Il remplace God Save the Queen depuis que Hongkong a été rétrocédé à la Chine en 1997. Mais ne semble pas avoir conquis le cœur des habitants, qui parlent cantonais. Dans les travées du stade de Mongkok, jeudi, personne ou presque ne chantait les paroles. «Au pire, même si on n'est pas d'accord, on se tait pendant l'hymne. Les jeunes qui huent sont des fous, ils n'ont pas compris que Hongkong n'est qu'une ville de Chine. Ici, on veut juste avoir un salaire et de la stabilité», martèle à la mi-temps un supporteur, la cinquantaine, crâne dégarni.

L'hymne est aujourd'hui utilisé par le président chinois Xi Jinping pour infuser dans tout le pays un souffle patriotique. Le sport devient un enjeu pour le pouvoir comme pour les Hongkongais qui défendent leur identité locale et leurs libertés, explique Brian Bridges, professeur assistant en sciences politiques à l'université Lingnan de Hongkong.

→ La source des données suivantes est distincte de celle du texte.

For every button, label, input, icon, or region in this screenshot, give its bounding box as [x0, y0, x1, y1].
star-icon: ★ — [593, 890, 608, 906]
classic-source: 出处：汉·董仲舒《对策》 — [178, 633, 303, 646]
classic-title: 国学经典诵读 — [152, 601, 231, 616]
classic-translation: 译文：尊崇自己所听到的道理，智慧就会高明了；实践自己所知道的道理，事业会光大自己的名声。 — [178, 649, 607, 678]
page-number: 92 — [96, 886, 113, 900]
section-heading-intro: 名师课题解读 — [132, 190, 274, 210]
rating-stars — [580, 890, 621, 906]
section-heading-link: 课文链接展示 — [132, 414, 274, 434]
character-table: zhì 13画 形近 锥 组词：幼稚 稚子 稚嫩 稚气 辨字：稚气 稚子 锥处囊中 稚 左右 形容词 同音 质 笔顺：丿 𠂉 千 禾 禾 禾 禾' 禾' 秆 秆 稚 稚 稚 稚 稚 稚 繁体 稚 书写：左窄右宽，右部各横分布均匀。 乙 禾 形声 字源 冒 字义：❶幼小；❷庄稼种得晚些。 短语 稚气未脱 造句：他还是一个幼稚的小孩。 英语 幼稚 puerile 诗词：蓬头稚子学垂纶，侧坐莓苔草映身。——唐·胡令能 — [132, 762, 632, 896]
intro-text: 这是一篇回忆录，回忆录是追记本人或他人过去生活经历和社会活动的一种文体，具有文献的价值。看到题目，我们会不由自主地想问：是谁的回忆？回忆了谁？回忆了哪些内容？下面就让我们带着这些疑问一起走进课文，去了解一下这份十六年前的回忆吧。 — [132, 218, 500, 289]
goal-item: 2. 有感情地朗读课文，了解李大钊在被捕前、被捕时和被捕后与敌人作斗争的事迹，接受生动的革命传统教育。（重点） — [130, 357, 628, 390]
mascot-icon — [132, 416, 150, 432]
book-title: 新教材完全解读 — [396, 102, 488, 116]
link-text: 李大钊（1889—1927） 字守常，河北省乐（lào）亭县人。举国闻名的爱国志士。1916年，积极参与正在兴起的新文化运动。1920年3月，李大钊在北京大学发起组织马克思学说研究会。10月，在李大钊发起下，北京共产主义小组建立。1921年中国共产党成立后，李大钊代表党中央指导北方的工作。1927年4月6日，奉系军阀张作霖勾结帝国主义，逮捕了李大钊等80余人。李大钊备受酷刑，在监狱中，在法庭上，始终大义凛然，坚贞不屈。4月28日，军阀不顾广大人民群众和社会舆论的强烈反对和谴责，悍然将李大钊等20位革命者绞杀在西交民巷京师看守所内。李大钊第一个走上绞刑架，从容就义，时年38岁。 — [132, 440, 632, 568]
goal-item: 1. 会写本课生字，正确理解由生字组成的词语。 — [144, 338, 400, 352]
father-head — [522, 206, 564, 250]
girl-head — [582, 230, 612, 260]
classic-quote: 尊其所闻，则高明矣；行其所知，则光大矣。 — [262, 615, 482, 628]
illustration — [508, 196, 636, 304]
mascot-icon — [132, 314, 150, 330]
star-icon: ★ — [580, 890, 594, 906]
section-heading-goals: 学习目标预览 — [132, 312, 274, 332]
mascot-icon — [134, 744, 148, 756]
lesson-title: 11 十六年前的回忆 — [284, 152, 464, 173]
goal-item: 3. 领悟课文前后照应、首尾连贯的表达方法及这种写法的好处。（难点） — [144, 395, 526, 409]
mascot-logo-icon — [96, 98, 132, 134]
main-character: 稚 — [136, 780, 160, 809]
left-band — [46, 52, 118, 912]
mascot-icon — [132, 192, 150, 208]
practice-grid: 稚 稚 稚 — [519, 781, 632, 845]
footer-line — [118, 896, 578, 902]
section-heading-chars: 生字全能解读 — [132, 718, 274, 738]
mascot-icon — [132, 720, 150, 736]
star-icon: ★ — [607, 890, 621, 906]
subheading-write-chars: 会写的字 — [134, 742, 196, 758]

«Le foot hongkongais a été relativement préservé des hooligans mais le phénomène des huées est sans conteste un développement nouveau et il peut être perçu comme une manière de transférer des idéaux du mouvement Occupy Central vers une plateforme plus large», poursuit l'universitaire en référence au mouvement pro-démocratique des Parapluies de 2014. Selon lui, «de par son large public et son exposition médiatique, le foot est un terrain propice à l'expression d'une insatisfaction populaire», qui va grandissante à mesure que Pékin accroît son contrôle politique et économique sur ce territoire en dépit du haut degré d'autonomie octroyé en théorie jusqu'en 2047.

Danger des ambiguïtés.

Les autorités locales ont pris ces derniers mois des mesures pour punir tout appel à l'indépendance et ordonné un grand nettoyage dans les universités où fleurissaient les banderoles jugées provocatrices.

Et elles ne badinent pas avec les symboles. Ainsi un député partisan de plus d'autonomie pour Hongkong a été condamné fin septembre à 5 000 hkd (550 euros) d'amende. Son délit: avoir planté la tête en bas des petits drapeaux chinois et hongkongais disposés sur les pupitres des députés dans l'hémicycle. La loi sur l'hymne «est juste une mesure de plus», estime Dennis Kwok, élu de l'opposition. «Elle ne vise pas spécifiquement Hongkong, qui a d'ailleurs déjà ses lois concernant le respect du drapeau, mais tout le pays.»

Mais la prudence reste de mise car on ignore encore comment la loi sera rédigée et surtout interprétée par les tribunaux, poursuit le député qui met en garde contre l'arbitraire. L'actualité récente a montré le danger des ambiguïtés. Plusieurs députés, tous pro démocratie, ont perdu leur siège pour avoir, selon la justice, manqué de «sincérité» lors de leurs prestations de serment. Le nouveau texte va «définitivement saper la liberté d'expression», redoute Tanya Chan, autre députée de l'opposition. Une inquiétude partagée par Maya Wang, chercheuse sur la Chine pour Human Rights Watch: «Le gouvernement central juge important que Hongkong, longtemps considérée comme une ville ingrate boudant son appartenance à la Chine, devienne plus patriote et mieux intégrée.»